THIS IS WHAT DEMOCRACY LOOKS LIKE (Longbridge 1971) Scraps of paper found in Shop Stewards Committee papers at Longbridge reporting on votes held in different shops on a proposed new wage structure.
Car factory democracy very rarely got a good press in the 1970s, as it was usually assumed that the militants were omnipotent tyrants. The reality was more complex. Social practices varied from factory to factory. While some factories preferred to take decision at huge mass meetings attended by 1000s, at Longbridge the preference was for workers to vote at small sectional meetings, then tot the results up at the end. This had its advantages, a smaller meeting meant more chance for questions and contributions from the floor, and stewards could tailor their recommendations to the particular group. On the other hand it did lack a bit of the symbolic value of ten thousand hands going up.

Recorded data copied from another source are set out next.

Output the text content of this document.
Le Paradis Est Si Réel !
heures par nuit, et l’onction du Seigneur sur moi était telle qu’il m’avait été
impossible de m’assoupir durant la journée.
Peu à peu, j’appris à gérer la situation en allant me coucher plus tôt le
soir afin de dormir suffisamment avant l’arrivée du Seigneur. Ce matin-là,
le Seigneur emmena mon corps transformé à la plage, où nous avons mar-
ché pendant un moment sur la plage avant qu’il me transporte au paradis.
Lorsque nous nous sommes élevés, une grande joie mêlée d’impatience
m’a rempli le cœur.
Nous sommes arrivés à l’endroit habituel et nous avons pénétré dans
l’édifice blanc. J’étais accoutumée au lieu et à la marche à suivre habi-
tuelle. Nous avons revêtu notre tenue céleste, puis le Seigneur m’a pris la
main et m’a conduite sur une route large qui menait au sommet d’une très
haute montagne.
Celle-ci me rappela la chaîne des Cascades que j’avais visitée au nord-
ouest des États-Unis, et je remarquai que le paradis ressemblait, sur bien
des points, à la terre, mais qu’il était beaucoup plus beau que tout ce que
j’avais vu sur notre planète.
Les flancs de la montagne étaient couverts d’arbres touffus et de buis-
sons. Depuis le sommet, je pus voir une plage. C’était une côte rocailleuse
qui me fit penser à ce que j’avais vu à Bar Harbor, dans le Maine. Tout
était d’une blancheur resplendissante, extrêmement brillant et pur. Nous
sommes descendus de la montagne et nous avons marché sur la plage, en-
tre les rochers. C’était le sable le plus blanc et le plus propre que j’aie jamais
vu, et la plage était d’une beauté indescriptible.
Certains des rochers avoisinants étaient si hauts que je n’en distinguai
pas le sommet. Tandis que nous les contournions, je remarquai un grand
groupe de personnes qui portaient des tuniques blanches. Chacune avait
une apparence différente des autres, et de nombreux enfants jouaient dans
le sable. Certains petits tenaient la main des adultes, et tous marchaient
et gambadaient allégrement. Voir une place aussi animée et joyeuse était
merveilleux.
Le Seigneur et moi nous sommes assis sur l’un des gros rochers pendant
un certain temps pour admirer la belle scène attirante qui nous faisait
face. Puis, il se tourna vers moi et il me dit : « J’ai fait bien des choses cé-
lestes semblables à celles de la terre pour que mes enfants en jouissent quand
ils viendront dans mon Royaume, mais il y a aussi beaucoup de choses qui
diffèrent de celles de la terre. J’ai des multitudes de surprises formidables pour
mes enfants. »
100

In this particular vote the Works Committee’s recommendation was passed, although as you can see a number of people felt confident enough to vote against it. In fact this was the second vote, the workers had turned down an earlier (less generous) offer and this was the second attempt to get their agreement.
It’s interesting to compare with this with democracy in modern workplaces and in modern trade unions. In how many workplaces would there be space for these sorts of discussions and meetings? To what extent to modern postal ballots prevent this sort of direct collective democracy?